Mais avant de commencer à rêver à leur future activité, il a fallu passer par la case «cours». Sophie et Jonathan n’ont en effet pas de diplôme en agriculture. Si la profession n’est pas protégée, «pour obtenir les aides à l’installation, il faut pouvoir justifier de certaines compétences, comme l’obtention du CESS agricole», explique Vanessa Martin, chargée de mission formation jeunesse à la Fugea. Lorsqu’ils ne peuvent pas justifier de ces compétences, les aspirants agriculteurs sont invités à passer par un des trois centres en formation professionnelle en agriculture dispensant ce qu’on appelle les «cours A et B». Le centre de formation de la Fugea est l’un d’eux, à côté de celui de la FJA (Fédération des jeunes agriculteurs) et de l’asbl Crabe.

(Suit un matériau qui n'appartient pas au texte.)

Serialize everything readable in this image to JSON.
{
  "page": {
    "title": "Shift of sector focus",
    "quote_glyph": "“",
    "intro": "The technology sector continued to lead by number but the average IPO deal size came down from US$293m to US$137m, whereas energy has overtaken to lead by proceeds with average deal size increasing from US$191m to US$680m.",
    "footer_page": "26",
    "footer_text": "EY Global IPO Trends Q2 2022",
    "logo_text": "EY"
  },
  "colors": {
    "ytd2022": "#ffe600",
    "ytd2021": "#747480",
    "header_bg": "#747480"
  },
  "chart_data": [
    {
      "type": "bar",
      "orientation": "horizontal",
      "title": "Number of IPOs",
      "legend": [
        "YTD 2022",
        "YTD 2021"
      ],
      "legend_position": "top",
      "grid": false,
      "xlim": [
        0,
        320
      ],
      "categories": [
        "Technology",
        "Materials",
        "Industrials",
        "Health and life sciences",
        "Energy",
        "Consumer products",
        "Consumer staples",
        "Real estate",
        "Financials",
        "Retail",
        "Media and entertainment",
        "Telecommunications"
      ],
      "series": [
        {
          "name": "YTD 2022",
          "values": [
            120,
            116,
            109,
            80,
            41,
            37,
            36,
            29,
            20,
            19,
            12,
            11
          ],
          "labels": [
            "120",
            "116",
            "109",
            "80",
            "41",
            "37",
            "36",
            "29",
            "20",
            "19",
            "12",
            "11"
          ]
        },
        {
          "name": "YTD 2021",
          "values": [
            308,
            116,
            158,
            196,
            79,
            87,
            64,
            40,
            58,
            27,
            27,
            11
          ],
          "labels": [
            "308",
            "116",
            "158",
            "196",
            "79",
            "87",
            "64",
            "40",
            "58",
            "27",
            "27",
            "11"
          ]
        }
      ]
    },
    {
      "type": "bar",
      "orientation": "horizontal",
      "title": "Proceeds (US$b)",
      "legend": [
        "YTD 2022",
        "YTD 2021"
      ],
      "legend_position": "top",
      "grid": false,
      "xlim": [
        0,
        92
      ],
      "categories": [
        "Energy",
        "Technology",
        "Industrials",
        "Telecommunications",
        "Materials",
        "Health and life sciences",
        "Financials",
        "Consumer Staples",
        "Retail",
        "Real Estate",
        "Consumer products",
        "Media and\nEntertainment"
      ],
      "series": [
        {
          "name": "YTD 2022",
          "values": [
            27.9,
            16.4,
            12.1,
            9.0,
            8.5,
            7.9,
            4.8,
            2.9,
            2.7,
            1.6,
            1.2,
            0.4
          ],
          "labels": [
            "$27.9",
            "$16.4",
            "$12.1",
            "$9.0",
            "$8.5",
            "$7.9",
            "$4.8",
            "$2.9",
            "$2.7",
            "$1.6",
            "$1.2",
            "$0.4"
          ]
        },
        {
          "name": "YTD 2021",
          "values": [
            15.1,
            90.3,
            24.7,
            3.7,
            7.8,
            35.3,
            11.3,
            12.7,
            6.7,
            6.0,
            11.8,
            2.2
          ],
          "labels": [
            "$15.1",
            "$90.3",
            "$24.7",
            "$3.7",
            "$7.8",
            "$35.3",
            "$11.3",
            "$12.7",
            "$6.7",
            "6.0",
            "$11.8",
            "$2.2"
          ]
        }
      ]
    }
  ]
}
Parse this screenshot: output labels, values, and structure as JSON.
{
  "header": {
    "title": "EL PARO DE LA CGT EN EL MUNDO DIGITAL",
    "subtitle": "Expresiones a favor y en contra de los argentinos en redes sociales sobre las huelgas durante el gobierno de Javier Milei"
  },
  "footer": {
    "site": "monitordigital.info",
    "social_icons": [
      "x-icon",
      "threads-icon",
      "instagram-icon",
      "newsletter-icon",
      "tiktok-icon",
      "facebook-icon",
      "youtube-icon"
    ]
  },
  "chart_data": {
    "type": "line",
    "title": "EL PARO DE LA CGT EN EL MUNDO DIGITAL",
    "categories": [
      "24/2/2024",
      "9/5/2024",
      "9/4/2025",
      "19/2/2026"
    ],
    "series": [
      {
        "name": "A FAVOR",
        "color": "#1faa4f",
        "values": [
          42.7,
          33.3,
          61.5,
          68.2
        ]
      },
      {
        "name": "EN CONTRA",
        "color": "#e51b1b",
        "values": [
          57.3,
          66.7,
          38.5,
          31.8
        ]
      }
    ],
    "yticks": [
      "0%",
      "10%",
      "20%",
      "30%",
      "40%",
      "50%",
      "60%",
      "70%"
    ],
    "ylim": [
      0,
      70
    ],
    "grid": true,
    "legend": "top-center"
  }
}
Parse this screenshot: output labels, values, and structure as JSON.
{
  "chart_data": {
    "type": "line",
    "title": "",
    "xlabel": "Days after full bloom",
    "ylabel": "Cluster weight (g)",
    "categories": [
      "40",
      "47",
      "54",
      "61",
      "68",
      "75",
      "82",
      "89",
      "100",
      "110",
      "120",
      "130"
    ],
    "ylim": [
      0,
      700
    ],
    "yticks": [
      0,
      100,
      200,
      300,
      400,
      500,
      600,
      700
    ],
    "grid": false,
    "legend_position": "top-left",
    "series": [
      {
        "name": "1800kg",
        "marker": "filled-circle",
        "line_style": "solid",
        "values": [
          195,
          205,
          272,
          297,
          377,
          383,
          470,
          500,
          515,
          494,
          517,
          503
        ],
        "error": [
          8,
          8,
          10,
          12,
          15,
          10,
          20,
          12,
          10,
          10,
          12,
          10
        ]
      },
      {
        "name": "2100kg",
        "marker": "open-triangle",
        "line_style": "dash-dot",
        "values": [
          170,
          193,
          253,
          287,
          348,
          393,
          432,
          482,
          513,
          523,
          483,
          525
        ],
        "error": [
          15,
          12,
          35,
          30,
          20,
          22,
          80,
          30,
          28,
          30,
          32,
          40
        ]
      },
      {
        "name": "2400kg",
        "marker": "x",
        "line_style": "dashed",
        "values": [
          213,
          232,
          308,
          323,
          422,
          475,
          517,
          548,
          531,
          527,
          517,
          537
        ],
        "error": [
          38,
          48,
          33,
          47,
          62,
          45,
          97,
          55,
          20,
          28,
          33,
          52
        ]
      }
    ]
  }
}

Les 120 heures du cours «A» abordent les techniques agricoles. Les cours «B» – 100 heures – se penchent quant à eux sur les questions de droit, de gestion, d’économie, très importantes. L’ensemble du parcours est sanctionné par un examen et un stage.
Si «ces formations ne font pas de vous un agriculteur, elles font au moins la lumière, donnent une ouverture d’esprit», explique Sophie. Autre utilité: permettre de se rendre compte de la viabilité de son projet. Pour le reste, la formation se fait aussi dans les cours «C» de spécialisation – non obligatoires –, la formation continuée et les échanges avec les autres agriculteurs. Des agriculteurs qui sont en «bio» pour la plupart, si l’on en croit Vanessa Martin et Sophie Deger. «Il semble y avoir plus de solidarité dans ce secteur où la demande dépasse l’offre et où il y a donc moins de concurrence», souligne cette dernière. Notons – pour mettre ces propos en perspective – que la Fugea a aussi sa sensibilité: la structure entend promouvoir une agriculture à taille humaine, en circuit court, avec plus-value à la ferme, si possible bio. «Alors que d’autres centres de formation, comme celui de la FJA, sont plus axés sur le conventionnel», constate Vanessa Martin. Un discours qui ne passe pas très bien du côté de la FJA, justement. «C’est toujours la même rengaine, se désole Julie Lebrun, chargée de mission formation information à la FJA. Il y a beaucoup de luttes idéologiques aujourd’hui. Nous, nous défendons l’agriculture familiale, quelle qu’elle soit. Nous défendons la profession, pas les optiques des gens.» Au final, les options prises par la FJA semblent d’ailleurs rejoindre celles que nous avons pu constater chez les autres: diversification, formation continuée, respect de l’environnement. «De toute façon, on peut être le mieux formé du monde, les freins à l’installation tels que la difficulté d’accès à la terre ou encore les investissements persistent», conclut Julie Lebrun.